Por Hugo Salvatierra Rivero, periodista y docente universitario
La reciente normativa emitida por el Ministerio de Educación, que regula la gestión escolar 2026, introduce una restricción etaria clave para el ingreso a primero de primaria: solo podrán inscribirse los niños que cumplan seis años hasta el 31 de marzo. Más allá del debate pedagógico, la medida abre una pregunta que el Gobierno aún no responde con claridad: ¿qué ocurrirá con los niños excluidos por calendario y quién asumirá el costo de un año adicional en el nivel inicial?
Números que representan familias
En Bolivia nacen aproximadamente entre 240.000 y 250.000 niños al año, es decir, unos 20.000 por mes. La franja directamente afectada —quienes cumplen seis años entre el 1 de abril y el 31 de diciembre— alcanza a cerca de 180.000 niños. Por una regla administrativa, todos ellos deberán repetir kínder.
No es un ajuste menor. Este “año extra” tiene un impacto económico inmediato: mensualidades, material escolar y uniformes. Cuando el Estado implementa una norma con consecuencias financieras tan concretas, resulta imprescindible prever políticas de compensación.
El costo social de una decisión técnica
No cuestiono el fundamento pedagógico de la medida; priorizar la madurez cognitiva puede ser razonable. Sin embargo, la norma carece de contenido social. Las decisiones educativas no se quedan en el aula: trasladan costos al hogar y reconfiguran la economía doméstica.
Para las familias con menos recursos, la rigidez laboral agrava el problema: si el niño no avanza de curso o requiere cuidados adicionales, un adulto debe dejar de trabajar o pagar cuidados externos. El resultado es una pérdida neta de ingresos en un contexto económico ya asfixiante.
Coherencia de política pública
Si el objetivo es elevar la calidad educativa, pero el método empobrece a la familia, el balance social es negativo. Lanzar una reforma ignorando la realidad económica equivale a una visión incompleta de la equidad.

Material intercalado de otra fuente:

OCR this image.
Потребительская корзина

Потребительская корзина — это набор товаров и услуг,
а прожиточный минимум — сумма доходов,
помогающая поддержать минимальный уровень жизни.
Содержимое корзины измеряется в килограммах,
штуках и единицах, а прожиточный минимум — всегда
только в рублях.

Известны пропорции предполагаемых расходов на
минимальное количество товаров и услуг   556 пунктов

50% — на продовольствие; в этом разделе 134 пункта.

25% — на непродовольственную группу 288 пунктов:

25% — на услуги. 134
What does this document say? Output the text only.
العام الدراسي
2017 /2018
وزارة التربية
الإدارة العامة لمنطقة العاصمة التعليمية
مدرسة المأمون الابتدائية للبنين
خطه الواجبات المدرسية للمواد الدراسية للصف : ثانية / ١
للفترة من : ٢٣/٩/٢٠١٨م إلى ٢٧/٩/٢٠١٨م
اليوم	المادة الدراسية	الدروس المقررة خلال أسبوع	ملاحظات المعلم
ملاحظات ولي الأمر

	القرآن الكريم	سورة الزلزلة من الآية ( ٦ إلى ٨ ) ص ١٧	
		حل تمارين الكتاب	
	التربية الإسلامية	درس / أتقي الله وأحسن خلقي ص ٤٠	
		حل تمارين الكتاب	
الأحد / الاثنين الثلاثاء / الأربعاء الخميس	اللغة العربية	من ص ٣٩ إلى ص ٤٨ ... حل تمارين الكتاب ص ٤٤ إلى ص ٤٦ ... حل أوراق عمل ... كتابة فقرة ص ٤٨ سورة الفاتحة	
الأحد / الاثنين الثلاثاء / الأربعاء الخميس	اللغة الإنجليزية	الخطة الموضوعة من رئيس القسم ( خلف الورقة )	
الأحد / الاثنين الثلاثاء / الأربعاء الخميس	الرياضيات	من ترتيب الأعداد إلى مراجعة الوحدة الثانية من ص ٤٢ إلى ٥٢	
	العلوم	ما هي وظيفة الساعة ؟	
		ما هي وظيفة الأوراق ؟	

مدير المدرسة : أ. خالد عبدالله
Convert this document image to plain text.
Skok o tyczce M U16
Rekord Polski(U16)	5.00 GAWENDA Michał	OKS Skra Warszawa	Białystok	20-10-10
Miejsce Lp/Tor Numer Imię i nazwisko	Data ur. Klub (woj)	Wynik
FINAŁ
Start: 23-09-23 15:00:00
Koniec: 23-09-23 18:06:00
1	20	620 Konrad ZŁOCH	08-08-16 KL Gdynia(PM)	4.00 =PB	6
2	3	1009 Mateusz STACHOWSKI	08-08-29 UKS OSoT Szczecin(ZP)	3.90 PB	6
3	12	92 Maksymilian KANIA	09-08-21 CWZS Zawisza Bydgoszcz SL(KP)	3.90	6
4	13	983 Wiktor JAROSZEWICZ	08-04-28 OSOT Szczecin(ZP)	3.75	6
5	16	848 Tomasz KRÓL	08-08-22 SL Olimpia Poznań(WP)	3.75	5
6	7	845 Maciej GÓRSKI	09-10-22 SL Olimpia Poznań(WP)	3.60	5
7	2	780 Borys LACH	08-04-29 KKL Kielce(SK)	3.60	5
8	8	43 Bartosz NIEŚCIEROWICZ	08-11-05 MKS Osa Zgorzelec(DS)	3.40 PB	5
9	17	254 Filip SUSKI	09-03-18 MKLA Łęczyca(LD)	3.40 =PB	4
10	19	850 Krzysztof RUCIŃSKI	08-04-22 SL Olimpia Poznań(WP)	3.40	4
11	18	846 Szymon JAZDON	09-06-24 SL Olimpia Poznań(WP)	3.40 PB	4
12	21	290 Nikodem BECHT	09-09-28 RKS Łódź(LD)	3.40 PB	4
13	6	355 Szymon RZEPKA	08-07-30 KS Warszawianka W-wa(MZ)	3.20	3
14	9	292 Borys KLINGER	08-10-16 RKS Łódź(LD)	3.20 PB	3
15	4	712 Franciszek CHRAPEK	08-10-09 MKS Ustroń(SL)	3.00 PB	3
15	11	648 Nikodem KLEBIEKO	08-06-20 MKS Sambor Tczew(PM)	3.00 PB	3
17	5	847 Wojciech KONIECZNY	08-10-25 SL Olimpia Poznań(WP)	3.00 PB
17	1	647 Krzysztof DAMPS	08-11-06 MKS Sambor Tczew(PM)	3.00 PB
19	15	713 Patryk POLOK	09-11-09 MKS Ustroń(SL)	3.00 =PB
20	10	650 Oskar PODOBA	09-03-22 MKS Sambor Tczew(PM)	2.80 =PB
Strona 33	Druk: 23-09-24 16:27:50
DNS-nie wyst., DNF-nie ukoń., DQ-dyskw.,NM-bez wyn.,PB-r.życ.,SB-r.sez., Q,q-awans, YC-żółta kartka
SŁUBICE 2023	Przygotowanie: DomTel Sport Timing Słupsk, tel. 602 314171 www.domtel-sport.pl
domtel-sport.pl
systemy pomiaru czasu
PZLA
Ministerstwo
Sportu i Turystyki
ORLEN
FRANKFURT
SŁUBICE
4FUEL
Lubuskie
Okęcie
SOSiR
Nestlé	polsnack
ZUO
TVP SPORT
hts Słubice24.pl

Por ello, si el retraso escolar implica gastos imprevistos, el Estado debería reforzar el Bono Juancito Pinto para todos los niños obligados a permanecer en el nivel inicial, sin distinción entre educación pública o privada. En este escenario, la pérdida económica es la misma.
Conclusión
En la Bolivia de 2026, una buena intención pedagógica no puede convertirse en un castigo económico. Una reforma educativa será verdaderamente exitosa solo si camina junto a una política de protección social real, que amortigüe sus costos y proteja a las familias. De lo contrario, la factura la pagan quienes menos margen tienen para absorberla.